Escape from Iraq

Bob Novak explains how events have backed up his predictions:

Amid the presidential campaign’s furious debate over Iraq, I reported last Sept. 20 (“Getting Out of Iraq”) about strong feeling in the policymaking apparatus to get out of Iraq in 2005 even if democracy and peace had not been achieved there. My column evoked widespread expressions of disbelief, but changes over the last six months have only strengthened the view of my Bush administration sources that the escape from Iraq should begin once a permanent government is in place in Baghdad.

The most obvious change is the improved situation on the ground in Iraq, where it is no longer preposterous to imagine local security forces in control. Subtler is the advent of Secretary of State Rice. This willowy, vulnerable-looking woman wields measurably more power than Colin Powell, the robust general who preceded her. Officials who know her well believe she favors the escape from Iraq.

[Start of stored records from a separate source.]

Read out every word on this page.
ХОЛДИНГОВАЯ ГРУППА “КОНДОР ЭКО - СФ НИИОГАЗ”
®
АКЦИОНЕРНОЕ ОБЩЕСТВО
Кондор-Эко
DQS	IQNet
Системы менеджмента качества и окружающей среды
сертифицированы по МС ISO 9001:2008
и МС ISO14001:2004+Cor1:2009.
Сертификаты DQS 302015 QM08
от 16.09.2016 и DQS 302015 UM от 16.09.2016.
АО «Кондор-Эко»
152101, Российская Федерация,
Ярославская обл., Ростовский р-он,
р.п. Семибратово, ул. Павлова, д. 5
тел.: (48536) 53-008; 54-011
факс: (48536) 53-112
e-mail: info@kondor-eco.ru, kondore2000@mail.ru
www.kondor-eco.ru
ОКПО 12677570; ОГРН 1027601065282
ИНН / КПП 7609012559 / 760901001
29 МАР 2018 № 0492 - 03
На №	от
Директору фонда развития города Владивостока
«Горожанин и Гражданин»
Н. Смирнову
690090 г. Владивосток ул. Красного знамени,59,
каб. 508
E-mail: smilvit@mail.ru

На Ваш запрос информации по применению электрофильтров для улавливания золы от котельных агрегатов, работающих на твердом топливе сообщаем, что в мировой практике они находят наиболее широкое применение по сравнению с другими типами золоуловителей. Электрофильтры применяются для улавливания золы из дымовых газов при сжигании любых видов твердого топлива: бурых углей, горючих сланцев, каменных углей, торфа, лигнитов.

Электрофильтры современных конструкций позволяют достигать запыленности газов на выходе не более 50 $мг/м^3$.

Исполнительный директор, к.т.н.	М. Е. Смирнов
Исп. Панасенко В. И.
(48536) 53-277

“She is not controlled by the neo-cons insisting on achieving a perfect democracy before we go,” a colleague told me. That reflects not only the national consensus but also the preponderance of Republican opinion. Without debating the wisdom of military intervention in Iraq two years ago, President Bush’s supporters believe it now is time to go and leave the task of subduing the insurgents to Iraqis.

In my Sept. 20 column, I speculated that Rice would replace Powell at State, that she would be replaced as national security adviser by her deputy Stephen Hadley and that Deputy Secretary Paul Wolfowitz would succeed Secretary Donald Rumsfeld at Defense. I was correct in two out of three, because Rumsfeld is staying on at the Pentagon.

This would be a very good thing. The action is perhaps 18 months late but better than never. If the Shiites choose to let the Kurds go their own way that really has nothing to do with us. If they don’t then they’re simply acting precisely as we have during the period of the US occupation. I don’t consider the establishment of a new Shiite government to be a particularly positive accomplishment – I don’t subscribe to the democracy fetish that insists the mere fact of voting cures all ills- but it’s certainly good to know that people are no longer being fed into paper shredders by the Hussein thugocracy. Was the war worth it? I doubt it but time will tell.

Now if we can only withdraw our troops from 100 other countries where they also don’t belong we can start to consider why federal imperialism is necessary at home. Unfortunately this move will likely have more to do with China’s recent saber-rattling than anything else.